In my ten years in Israel, I have spent the majority of it working with those souls braving this no man’s land. What I’ve seen is a very complex dynamic with tremendous potential, but also riddled with pitfalls. I have seen the very dubious, initially hidden, but lately openly flaunted messianic missionary agenda here in Eretz Israel, proudly prancing that they have “arrived” at the pinnacle of all knowledge, being upgraded from what they now call idolatrous Christianity but also knowing just that much more than the blind Jew regarding the Jew’s own faith – leaving poisonous pamphlets in their wake.
I have also seen sincere souls shunning these actions from their fellow Christians, trying their best to build bridges over this gaping chasm, with a hands-off policy regarding missionary work. I have seen the majority of them sincerely challenging the bulk of their own theology.
I have seen fellow Jews dangerously and sometimes shamelessly overstepping red lines in the name of bridge-building. I have even witnessed some losing their direction due to this irresponsible approach. On the other side of this dangerous feat, I have stood, embarrassed, witnessing the purposeful extortion of facts by Jews, blaming, even framing those few Christians who are making a sincere effort to work together, by the unethical tweaking of their social messages to fit their narrative.
I have also seen Jews proudly representing the Jewish people with no compromise or moving an inch on who we are and what we believe, bringing the truth and beauty of the Am Segula (treasured and cherised people) to a very ignorant, unchallenged and distorted picture that persists among the nations. These colleagues might just be the best frontline defense for the Jewish people, by steadily and patiently changing the current landscape regarding the world’s tainted opinion of the Jews.

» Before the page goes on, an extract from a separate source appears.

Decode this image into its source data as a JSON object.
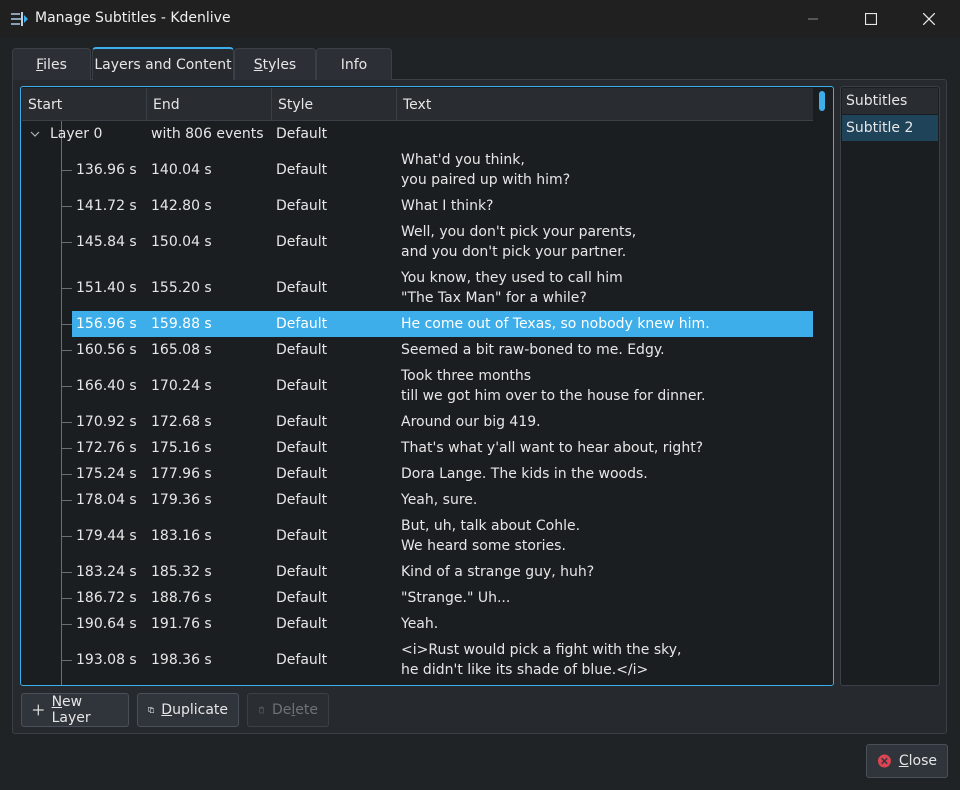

If I can put this process into my own words, it is that of loving Father, knowing, and celebrating His sons’ unique strengths and personalities, but also suffering their weaknesses. Remember, God did not choose a man, He chose a nation rooted in twelve brothers. That’s twelve. Not two. (Yehudah and Benyamin).
Knowing that this nation was set for a long, winding journey of tikkun, He set unique safety measures in place to make sure all the nitzotzot (divine sparks) will safely make it to the other side. In His unfathomable wisdom, He harnessed both their resilience, as well as their weaknesses that had to be perfected, into a quintessential algorithm, if you may, and built vessels accordingly that will deliver them on the doorstep of the geula. According to this wisdom and the necessary tikkun they had to make, He placed them in these “vessels” or "Time Pods" respectively.
Note to the non-Jewish reader: I am describing this from a Jewish perspective, to help explain to a very wary Jewish audience why we engage with the nations.
The split of the Kingdom was preparation for the transition of the Twelve Tribes, ultimately to unite them in the end as the whole House of Israel. They were placed into two "Time Pods", if you may. The Northern Kingdom went first, primarily because of the idolatry that was running rampant in their midst. The Ten Tribe Time Pod took on the character of the cause of their exile. The sages speak of this as the klippah. We already mentioned those dynamics, including the replacement of and/or a medium to God, Jerusalem and the festivals.
At this juncture, it is important to understand that both Houses suffered idolatry, ultimately falling to the lowest spiritual point respectively BUT also that most of the time, both Houses were only caught up in a deviant form of worship.
Why is this important? Because many sincere souls seek a genuine relationship with God but fall prey to deviant worship due to a lack of knowledge.